The AMUET tool is not only faster and more accurate, but also more detailed, Lussier said.

“We find things that we didn’t expect; that’s a game-changer,” Lussier said. “The real value is preventive maintenance with a real benefit in the increase in reliability.”

An AMUET is about the size of a box of tissues and comes with a wire-making kit that maintainers can customize to mate up with any wire connector on an aircraft. Once the system is activated, the AMUET can run diagnostics on the wires and uploads the results to a local computer in a matter of minutes.

“There’s probably a couple hundred pins that we’re shooting (testing via handheld multi-meter), and it only took about five minutes to run the test (with AMUET),” Franz said. “If we were to shoot a hundred pins by hand through the entire system, it would probably take a couple of hours.”

The AMUET testing was conducted by the 412th Test Wing with guidance from the Secretary of the Air Force’s International Armaments Cooperation Division-Foreign Comparative Testing (FCT). The FCT allows the Air Force to field innovative technologies from partner nations, said William Reed, Lead Test Engineer, SAF/IAPC-FCT.

“The FCT connects foreign technologies to the U.S. DoD development acquisition programs,” Reed said.

This unique opportunity further strengthens relationships between allies while at the same time expose the Air Force to other technologies across borders, he explained. The FCT also provides significant cost savings and makes fielding technologies to the Warfighter easier.

“I want to get these items to the Warfighter as soon as possible,” Reed said. “Edwards is the best place for this, this is what they do. The maintainers were on it, they picked up on it real quick.

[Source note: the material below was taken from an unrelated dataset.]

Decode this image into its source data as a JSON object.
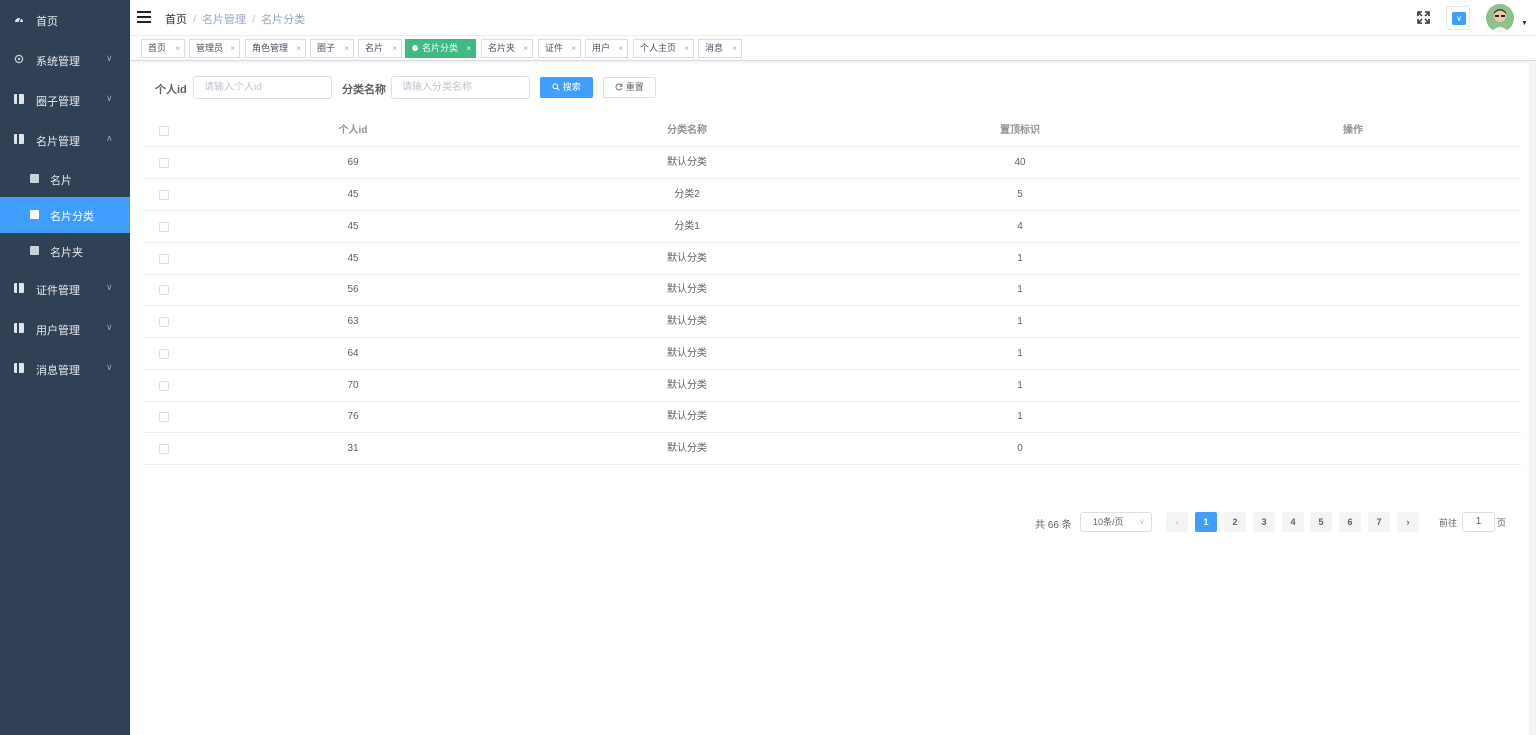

From a leadership standpoint, the FCT could be another tool to bring emerging technologies to the Warfighter. As stated in the latest National Defense Strategy, innovation is a keystone for greater performance and affordability. Employing tools such as AMUET is also a pathway to the “Flight Line of the Future” concept of ideas, said Col. Lawrence Havird, 412th Maintenance Group Commander.

“We’re our own worst enemy when it comes to not leveraging innovative technologies,” Havird said.

While AMUET has not been adopted by the Air Force maintenance community yet, the 412 MXG Airmen testing the tool already see the benefits. Franz also sees the opportunity of being involved in the testing process.

“We’re able to get our hands on the AMUET and be able to talk to the company representatives and give them feedback and they can take our suggestions and work on making SOPs (standard operating procedures),” Franz said. “It would be an awesome privilege to be a part of history; to say ‘we did it here first.’ So it is absolutely critical for us to get it right.”